Ahora, tras años de vagabundeo (dudando siempre entre “aprender a sentarse y empezar a tener una  cara” o continuar la lucha con la poesía sin incurrir en el poema), con un gesto contradictorio, hosco y cordial a un tiempo, Carlos Martínez Rivas, nos ofrece su primer libro: La insurrección solitaria. ¿Una nueva versión del poeta rebelde? Si y no. Rebelión y aislamiento y también búsqueda y reconocimiento de sí mismo y del mundo. A diferencia de otros rebeldes, Martínez Rivas no quiere ser dios, ángel o demonio; si pelea, es por alcanzar su cabal estatura de hombre entre los hombres. Su rebelión es contra lo inhumano. La rebelión solitaria es legítima defensa, pues ahí, enfrente, actual y abstracta como la policía, la propaganda o el dinero, se alza

 

La ola de la Tontería, la ola

tumultuosa de los tontos, la ola

atestada y vacía…

El joven lucha contra la ola con uñas y dientes y palabras. Sobre todo con palabras, únicas armas del poeta. Palabras sacadas de su “propio negro corazón tornasol”. De sí  mismo saca los signos del poema, “las letras de hoy, los calamares en su tinta”, y los ve saltar, negros sobre el blanco del papel, y se hunde en ellos, y nada, traga amargura, rabia y amor, hasta que nace el canto “crédulo e irritado”. Credulidad del canto puro, que entona con voz segura, aunque irritada, el poeta. Fidelidad a su palabra, “a su pentecostés privado”, mientras retornan “esos tiempos que el hombre ha conocido antes”. La poesía de Martínez Rivas es un canto de espera, un canto de presente entre los tiempos de antes y los venideros.
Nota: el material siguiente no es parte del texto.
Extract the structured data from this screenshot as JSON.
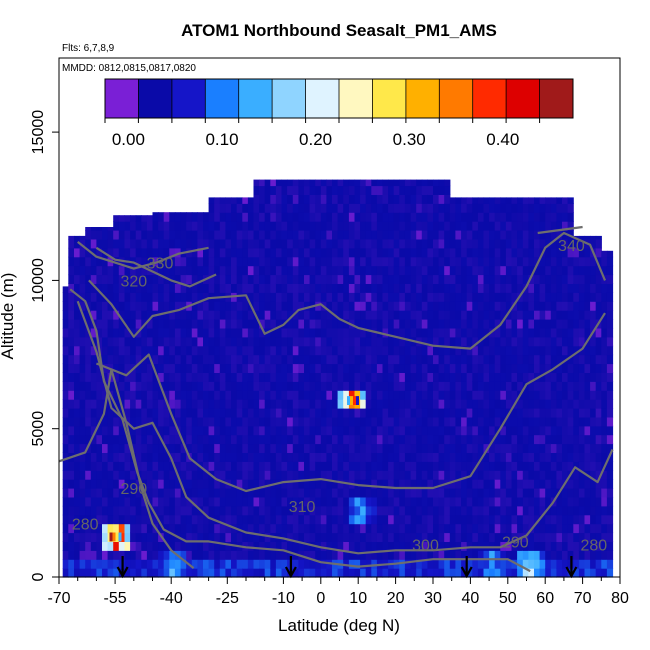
{
  "chart_data": {
    "type": "heatmap",
    "title": "ATOM1 Northbound Seasalt_PM1_AMS",
    "flights_label": "Flts: 6,7,8,9",
    "dates_label": "MMDD: 0812,0815,0817,0820",
    "xlabel": "Latitude (deg N)",
    "ylabel": "Altitude (m)",
    "xlim": [
      -70,
      80
    ],
    "ylim": [
      0,
      17500
    ],
    "x_ticks": [
      -70,
      -55,
      -40,
      -25,
      -10,
      0,
      10,
      20,
      30,
      40,
      50,
      60,
      70,
      80
    ],
    "x_tick_labels": [
      "-70",
      "-55",
      "-40",
      "-25",
      "-10",
      "0",
      "10",
      "20",
      "30",
      "40",
      "50",
      "60",
      "70",
      "80"
    ],
    "y_ticks": [
      0,
      5000,
      10000,
      15000
    ],
    "y_tick_labels": [
      "0",
      "5000",
      "10000",
      "15000"
    ],
    "colorbar": {
      "range": [
        -0.025,
        0.475
      ],
      "ticks": [
        0.0,
        0.1,
        0.2,
        0.3,
        0.4
      ],
      "tick_labels": [
        "0.00",
        "0.10",
        "0.20",
        "0.30",
        "0.40"
      ],
      "colors": [
        "#7a1fd6",
        "#0a0aa8",
        "#1515c8",
        "#1a7fff",
        "#3aaeff",
        "#8fd4ff",
        "#dff3ff",
        "#fff8c0",
        "#ffe84a",
        "#ffb000",
        "#ff7a00",
        "#ff2a00",
        "#dd0000",
        "#a01a1a"
      ]
    },
    "contour_labels": [
      "330",
      "320",
      "340",
      "290",
      "280",
      "310",
      "300",
      "290",
      "280"
    ],
    "contour_levels": [
      280,
      290,
      300,
      310,
      320,
      330,
      340
    ],
    "value_range_dominant": [
      0.0,
      0.03
    ],
    "hotspots": [
      {
        "lat": -55,
        "alt": 1200,
        "value": 0.4
      },
      {
        "lat": 8,
        "alt": 5800,
        "value": 0.4
      },
      {
        "lat": 10,
        "alt": 2100,
        "value": 0.12
      },
      {
        "lat": -40,
        "alt": 300,
        "value": 0.15
      },
      {
        "lat": 55,
        "alt": 300,
        "value": 0.2
      },
      {
        "lat": 45,
        "alt": 300,
        "value": 0.12
      }
    ],
    "flight_marker_lats": [
      -53,
      -8,
      39,
      67
    ],
    "grid": false
  }
}
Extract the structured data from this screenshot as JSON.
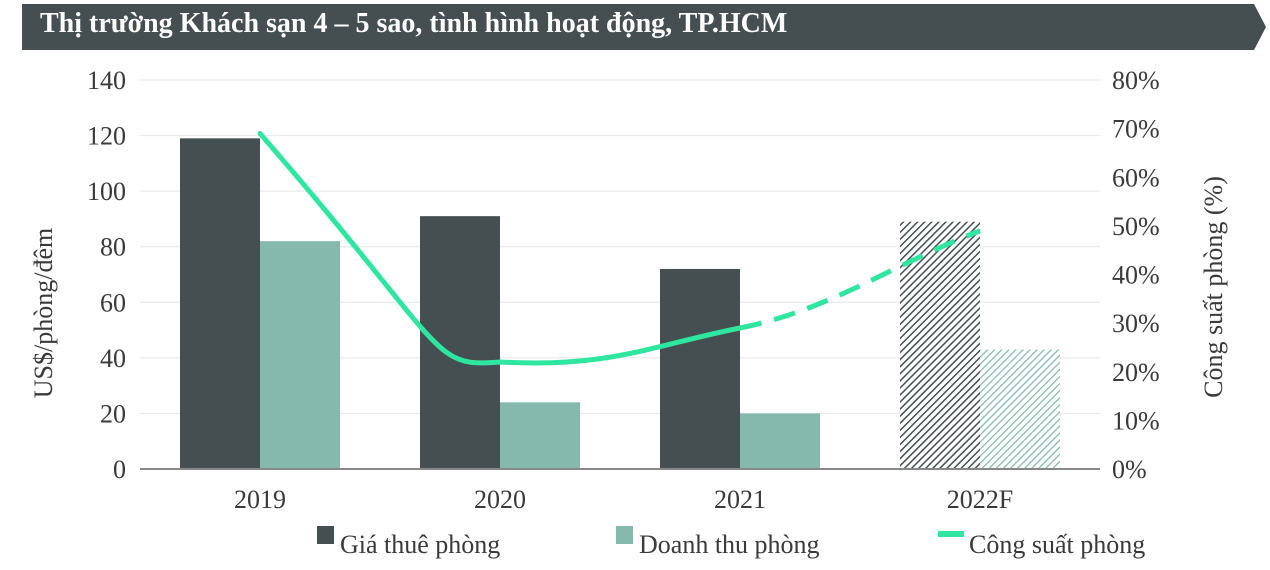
{
  "title": "Thị trường Khách sạn 4 – 5 sao, tình hình hoạt động, TP.HCM",
  "colors": {
    "title_bg": "#454f52",
    "title_text": "#ffffff",
    "price_bar": "#454f52",
    "revenue_bar": "#84b9ab",
    "occupancy_line": "#2ee6a0",
    "axis_text": "#3a3a3a",
    "grid": "#e6e6e6",
    "baseline": "#888888"
  },
  "chart_data": {
    "type": "bar",
    "categories": [
      "2019",
      "2020",
      "2021",
      "2022F"
    ],
    "forecast_category": "2022F",
    "series": [
      {
        "name": "Giá thuê phòng",
        "axis": "left",
        "kind": "bar",
        "color": "#454f52",
        "values": [
          119,
          91,
          72,
          89
        ]
      },
      {
        "name": "Doanh thu phòng",
        "axis": "left",
        "kind": "bar",
        "color": "#84b9ab",
        "values": [
          82,
          24,
          20,
          43
        ]
      },
      {
        "name": "Công suất phòng",
        "axis": "right",
        "kind": "line",
        "color": "#2ee6a0",
        "values": [
          0.69,
          0.22,
          0.29,
          0.49
        ],
        "dashed_from_index": 2,
        "min_value": 0.22
      }
    ],
    "ylabel": "US$/phòng/đêm",
    "ylabel_right": "Công suất phòng (%)",
    "ylim": [
      0,
      140
    ],
    "yticks": [
      "0",
      "20",
      "40",
      "60",
      "80",
      "100",
      "120",
      "140"
    ],
    "ylim_right": [
      0,
      0.8
    ],
    "yticks_right": [
      "0%",
      "10%",
      "20%",
      "30%",
      "40%",
      "50%",
      "60%",
      "70%",
      "80%"
    ],
    "grid": true,
    "legend_position": "bottom"
  }
}
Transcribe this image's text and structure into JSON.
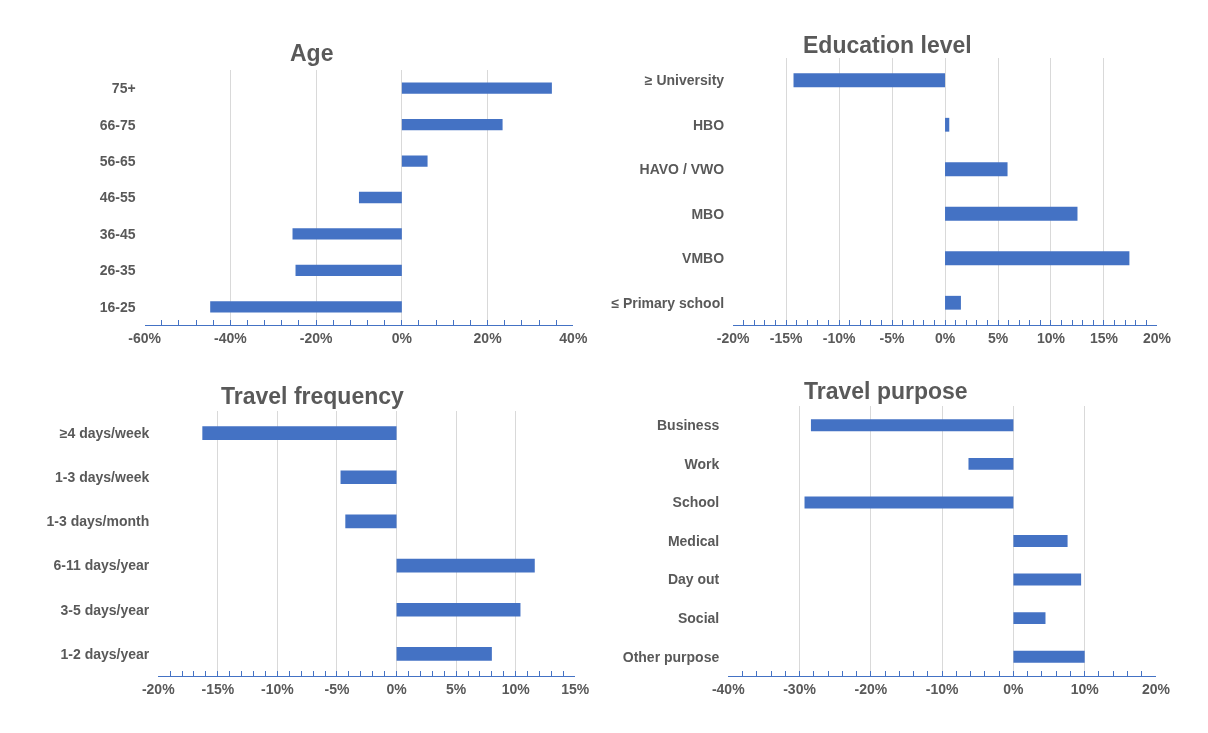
{
  "chart_data": [
    {
      "type": "bar",
      "orientation": "horizontal",
      "title": "Age",
      "categories": [
        "75+",
        "66-75",
        "56-65",
        "46-55",
        "36-45",
        "26-35",
        "16-25"
      ],
      "values": [
        35,
        23.5,
        6,
        -10,
        -25.5,
        -24.8,
        -44.7
      ],
      "color": "#4472c4",
      "xlim": [
        -60,
        40
      ],
      "xticks": [
        {
          "value": -60,
          "label": "-60%"
        },
        {
          "value": -56,
          "label": null
        },
        {
          "value": -52,
          "label": null
        },
        {
          "value": -48,
          "label": null
        },
        {
          "value": -44,
          "label": null
        },
        {
          "value": -40,
          "label": "-40%"
        },
        {
          "value": -36,
          "label": null
        },
        {
          "value": -32,
          "label": null
        },
        {
          "value": -28,
          "label": null
        },
        {
          "value": -24,
          "label": null
        },
        {
          "value": -20,
          "label": "-20%"
        },
        {
          "value": -16,
          "label": null
        },
        {
          "value": -12,
          "label": null
        },
        {
          "value": -8,
          "label": null
        },
        {
          "value": -4,
          "label": null
        },
        {
          "value": 0,
          "label": "0%"
        },
        {
          "value": 4,
          "label": null
        },
        {
          "value": 8,
          "label": null
        },
        {
          "value": 12,
          "label": null
        },
        {
          "value": 16,
          "label": null
        },
        {
          "value": 20,
          "label": "20%"
        },
        {
          "value": 24,
          "label": null
        },
        {
          "value": 28,
          "label": null
        },
        {
          "value": 32,
          "label": null
        },
        {
          "value": 36,
          "label": null
        },
        {
          "value": 40,
          "label": "40%"
        }
      ],
      "grid": "x"
    },
    {
      "type": "bar",
      "orientation": "horizontal",
      "title": "Education level",
      "categories": [
        "≥ University",
        "HBO",
        "HAVO / VWO",
        "MBO",
        "VMBO",
        "≤ Primary school"
      ],
      "values": [
        -14.3,
        0.4,
        5.9,
        12.5,
        17.4,
        1.5
      ],
      "color": "#4472c4",
      "xlim": [
        -20,
        20
      ],
      "xticks": [
        {
          "value": -20,
          "label": "-20%"
        },
        {
          "value": -19,
          "label": null
        },
        {
          "value": -18,
          "label": null
        },
        {
          "value": -17,
          "label": null
        },
        {
          "value": -16,
          "label": null
        },
        {
          "value": -15,
          "label": "-15%"
        },
        {
          "value": -14,
          "label": null
        },
        {
          "value": -13,
          "label": null
        },
        {
          "value": -12,
          "label": null
        },
        {
          "value": -11,
          "label": null
        },
        {
          "value": -10,
          "label": "-10%"
        },
        {
          "value": -9,
          "label": null
        },
        {
          "value": -8,
          "label": null
        },
        {
          "value": -7,
          "label": null
        },
        {
          "value": -6,
          "label": null
        },
        {
          "value": -5,
          "label": "-5%"
        },
        {
          "value": -4,
          "label": null
        },
        {
          "value": -3,
          "label": null
        },
        {
          "value": -2,
          "label": null
        },
        {
          "value": -1,
          "label": null
        },
        {
          "value": 0,
          "label": "0%"
        },
        {
          "value": 1,
          "label": null
        },
        {
          "value": 2,
          "label": null
        },
        {
          "value": 3,
          "label": null
        },
        {
          "value": 4,
          "label": null
        },
        {
          "value": 5,
          "label": "5%"
        },
        {
          "value": 6,
          "label": null
        },
        {
          "value": 7,
          "label": null
        },
        {
          "value": 8,
          "label": null
        },
        {
          "value": 9,
          "label": null
        },
        {
          "value": 10,
          "label": "10%"
        },
        {
          "value": 11,
          "label": null
        },
        {
          "value": 12,
          "label": null
        },
        {
          "value": 13,
          "label": null
        },
        {
          "value": 14,
          "label": null
        },
        {
          "value": 15,
          "label": "15%"
        },
        {
          "value": 16,
          "label": null
        },
        {
          "value": 17,
          "label": null
        },
        {
          "value": 18,
          "label": null
        },
        {
          "value": 19,
          "label": null
        },
        {
          "value": 20,
          "label": "20%"
        }
      ],
      "grid": "x"
    },
    {
      "type": "bar",
      "orientation": "horizontal",
      "title": "Travel frequency",
      "categories": [
        "≥4 days/week",
        "1-3 days/week",
        "1-3 days/month",
        "6-11 days/year",
        "3-5 days/year",
        "1-2 days/year"
      ],
      "values": [
        -16.3,
        -4.7,
        -4.3,
        11.6,
        10.4,
        8.0
      ],
      "color": "#4472c4",
      "xlim": [
        -20,
        15
      ],
      "xticks": [
        {
          "value": -20,
          "label": "-20%"
        },
        {
          "value": -19,
          "label": null
        },
        {
          "value": -18,
          "label": null
        },
        {
          "value": -17,
          "label": null
        },
        {
          "value": -16,
          "label": null
        },
        {
          "value": -15,
          "label": "-15%"
        },
        {
          "value": -14,
          "label": null
        },
        {
          "value": -13,
          "label": null
        },
        {
          "value": -12,
          "label": null
        },
        {
          "value": -11,
          "label": null
        },
        {
          "value": -10,
          "label": "-10%"
        },
        {
          "value": -9,
          "label": null
        },
        {
          "value": -8,
          "label": null
        },
        {
          "value": -7,
          "label": null
        },
        {
          "value": -6,
          "label": null
        },
        {
          "value": -5,
          "label": "-5%"
        },
        {
          "value": -4,
          "label": null
        },
        {
          "value": -3,
          "label": null
        },
        {
          "value": -2,
          "label": null
        },
        {
          "value": -1,
          "label": null
        },
        {
          "value": 0,
          "label": "0%"
        },
        {
          "value": 1,
          "label": null
        },
        {
          "value": 2,
          "label": null
        },
        {
          "value": 3,
          "label": null
        },
        {
          "value": 4,
          "label": null
        },
        {
          "value": 5,
          "label": "5%"
        },
        {
          "value": 6,
          "label": null
        },
        {
          "value": 7,
          "label": null
        },
        {
          "value": 8,
          "label": null
        },
        {
          "value": 9,
          "label": null
        },
        {
          "value": 10,
          "label": "10%"
        },
        {
          "value": 11,
          "label": null
        },
        {
          "value": 12,
          "label": null
        },
        {
          "value": 13,
          "label": null
        },
        {
          "value": 14,
          "label": null
        },
        {
          "value": 15,
          "label": "15%"
        }
      ],
      "grid": "x"
    },
    {
      "type": "bar",
      "orientation": "horizontal",
      "title": "Travel purpose",
      "categories": [
        "Business",
        "Work",
        "School",
        "Medical",
        "Day out",
        "Social",
        "Other purpose"
      ],
      "values": [
        -28.4,
        -6.3,
        -29.3,
        7.6,
        9.5,
        4.5,
        10.0
      ],
      "color": "#4472c4",
      "xlim": [
        -40,
        20
      ],
      "xticks": [
        {
          "value": -40,
          "label": "-40%"
        },
        {
          "value": -38,
          "label": null
        },
        {
          "value": -36,
          "label": null
        },
        {
          "value": -34,
          "label": null
        },
        {
          "value": -32,
          "label": null
        },
        {
          "value": -30,
          "label": "-30%"
        },
        {
          "value": -28,
          "label": null
        },
        {
          "value": -26,
          "label": null
        },
        {
          "value": -24,
          "label": null
        },
        {
          "value": -22,
          "label": null
        },
        {
          "value": -20,
          "label": "-20%"
        },
        {
          "value": -18,
          "label": null
        },
        {
          "value": -16,
          "label": null
        },
        {
          "value": -14,
          "label": null
        },
        {
          "value": -12,
          "label": null
        },
        {
          "value": -10,
          "label": "-10%"
        },
        {
          "value": -8,
          "label": null
        },
        {
          "value": -6,
          "label": null
        },
        {
          "value": -4,
          "label": null
        },
        {
          "value": -2,
          "label": null
        },
        {
          "value": 0,
          "label": "0%"
        },
        {
          "value": 2,
          "label": null
        },
        {
          "value": 4,
          "label": null
        },
        {
          "value": 6,
          "label": null
        },
        {
          "value": 8,
          "label": null
        },
        {
          "value": 10,
          "label": "10%"
        },
        {
          "value": 12,
          "label": null
        },
        {
          "value": 14,
          "label": null
        },
        {
          "value": 16,
          "label": null
        },
        {
          "value": 18,
          "label": null
        },
        {
          "value": 20,
          "label": "20%"
        }
      ],
      "grid": "x"
    }
  ]
}
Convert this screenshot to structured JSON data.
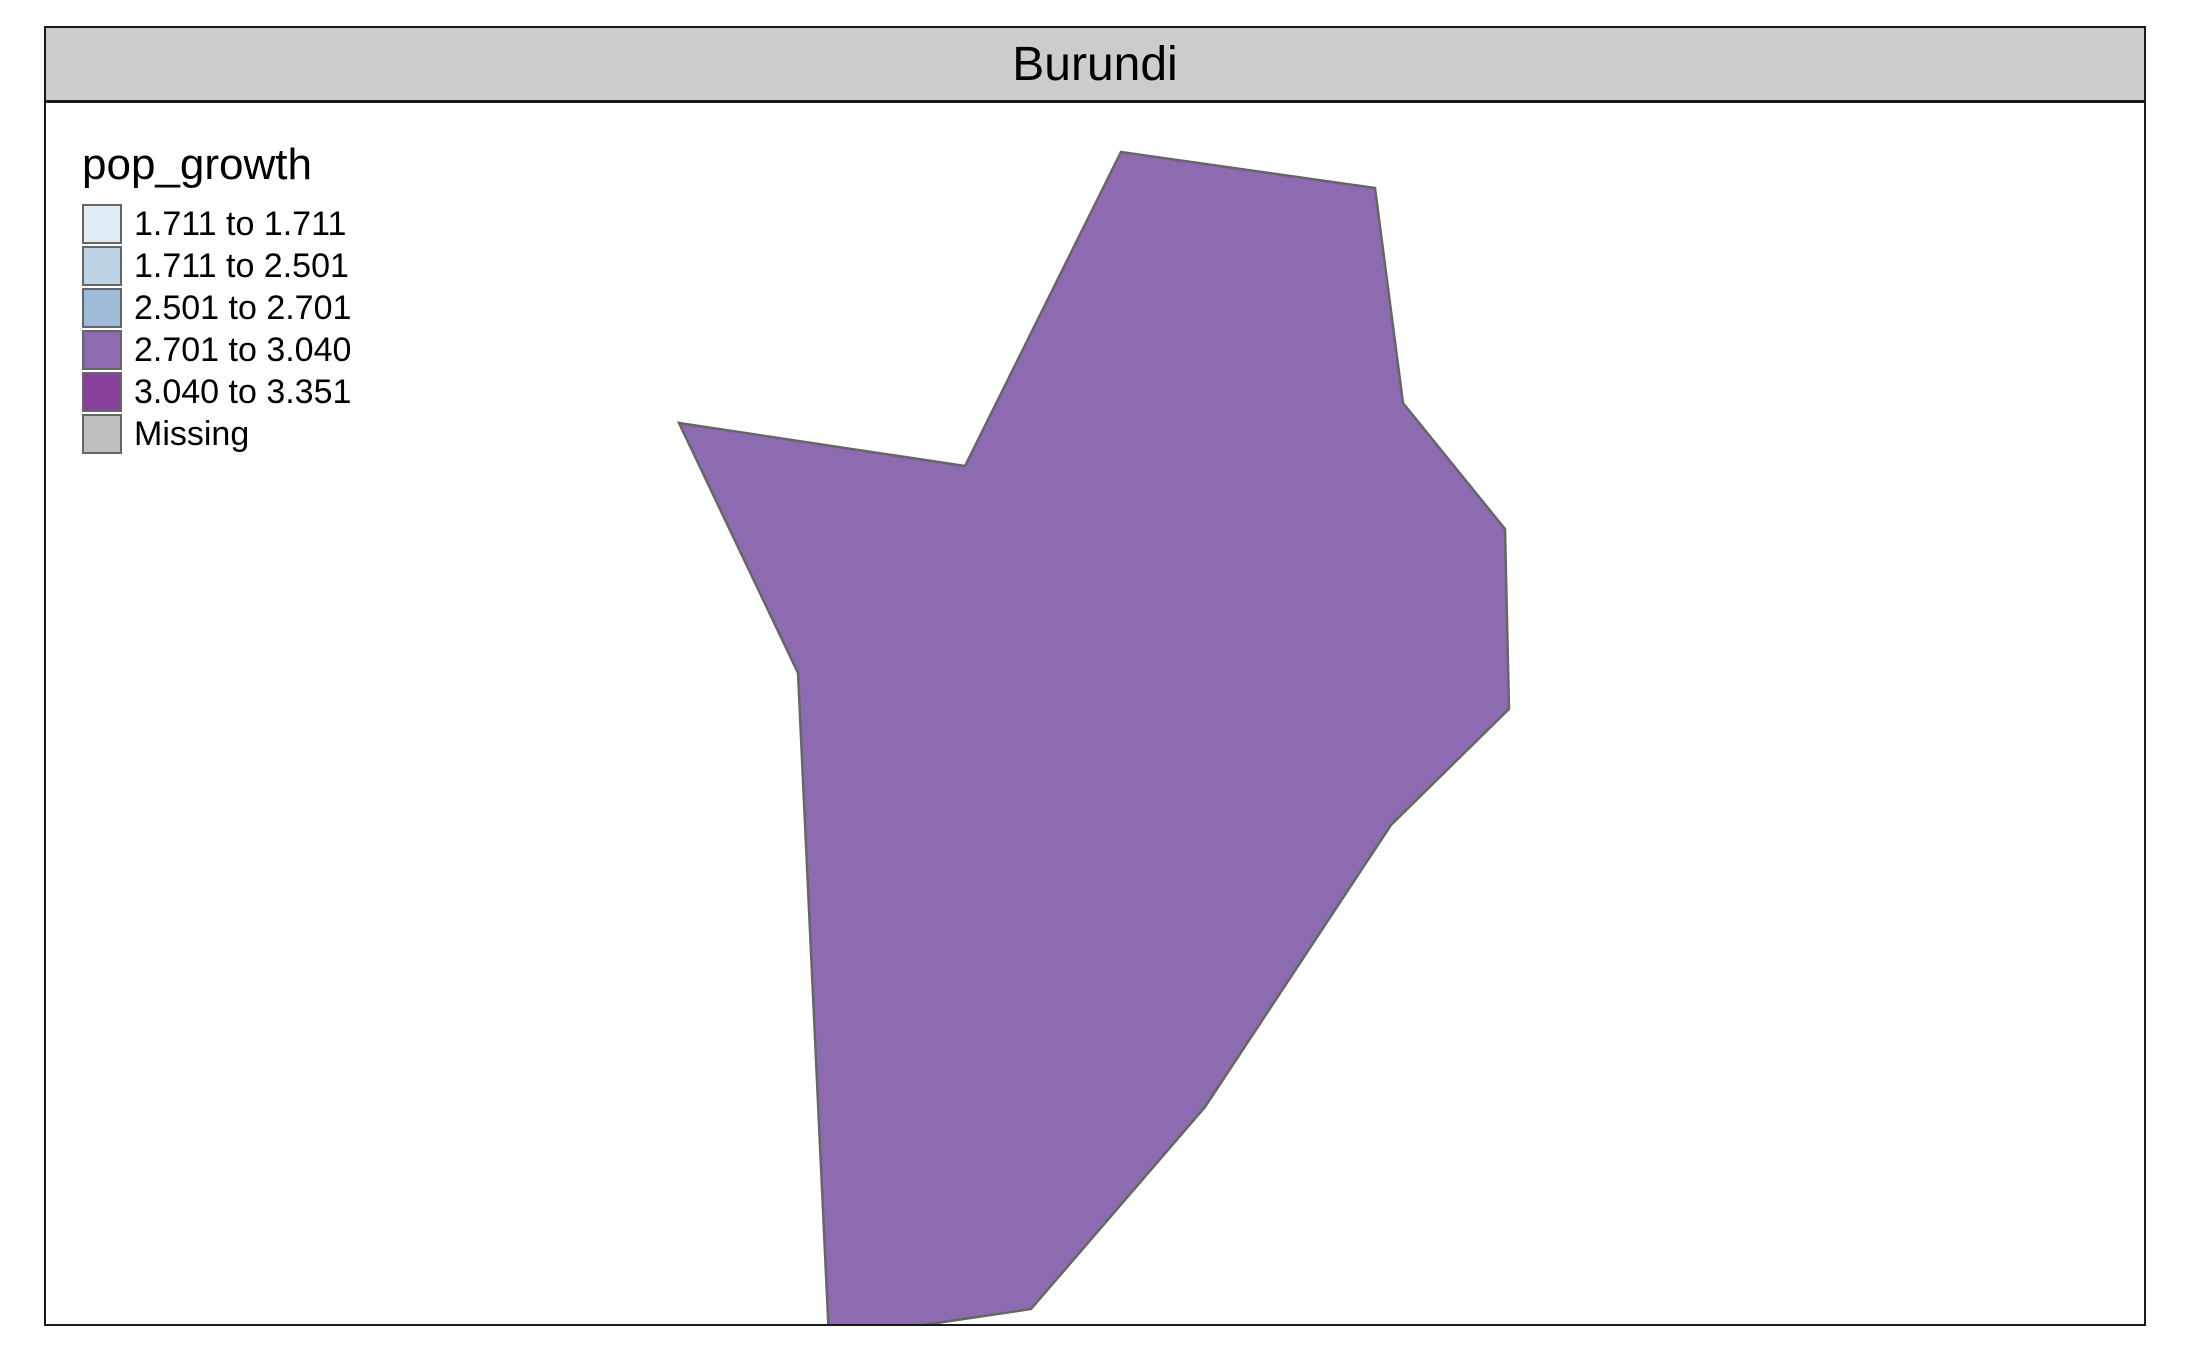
{
  "panel_title": "Burundi",
  "legend": {
    "title": "pop_growth",
    "items": [
      {
        "label": "1.711 to 1.711",
        "color": "#e0ecf4"
      },
      {
        "label": "1.711 to 2.501",
        "color": "#bfd3e6"
      },
      {
        "label": "2.501 to 2.701",
        "color": "#9ebcda"
      },
      {
        "label": "2.701 to 3.040",
        "color": "#8c6bb1"
      },
      {
        "label": "3.040 to 3.351",
        "color": "#88419d"
      },
      {
        "label": "Missing",
        "color": "#bfbfbf"
      }
    ]
  },
  "map": {
    "country": "Burundi",
    "fill": "#8c6bb1",
    "stroke": "#666666"
  }
}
Esos tiempos de antes son los de la palabra en común que han de volver. Martínez Rivas escribe para ellos desde su hoyo presente, desde su agujero de escorpión, desde su nido de águila. Escribe solo, “retirado a su tos”, porque hoy “la juventud no tiene donde reclinar su cabeza”.

Una y otra vez el joven se pone en pie, sale, rompe a hablar, toca con aire atónito el pecho de la gran diosa dormida, “piedra vestida por la sombra y desnudada por el sol”. Y luego vuelve a sí mismo, vuelve a lo mismo: al cuerpo a cuerpo con la palabra, a su vocación de asir lo inasible, a acechar el mínimo remolino de la savia que avanza y estalla en frutos. A lo mismo de siempre: a dar nombre hermosos al caos amenazante.

Un joven más entregado a la poesía; un nuevo, un verdadero poeta- y la segura promesa de un gran poeta; y la lucha contra el amanecer y sus ruidos obscenos; y el empezar de cada día, inerme antes el idioma enemigo. Empezar y volver a empezar. La atroz y renovada profecía de Rimbaud: “Vendrán otros horribles trabajadores y comenzarán por los horizontes en donde el otro ha caído”. Carlos Martínez Rivas es uno de ellos. 

México, 1954.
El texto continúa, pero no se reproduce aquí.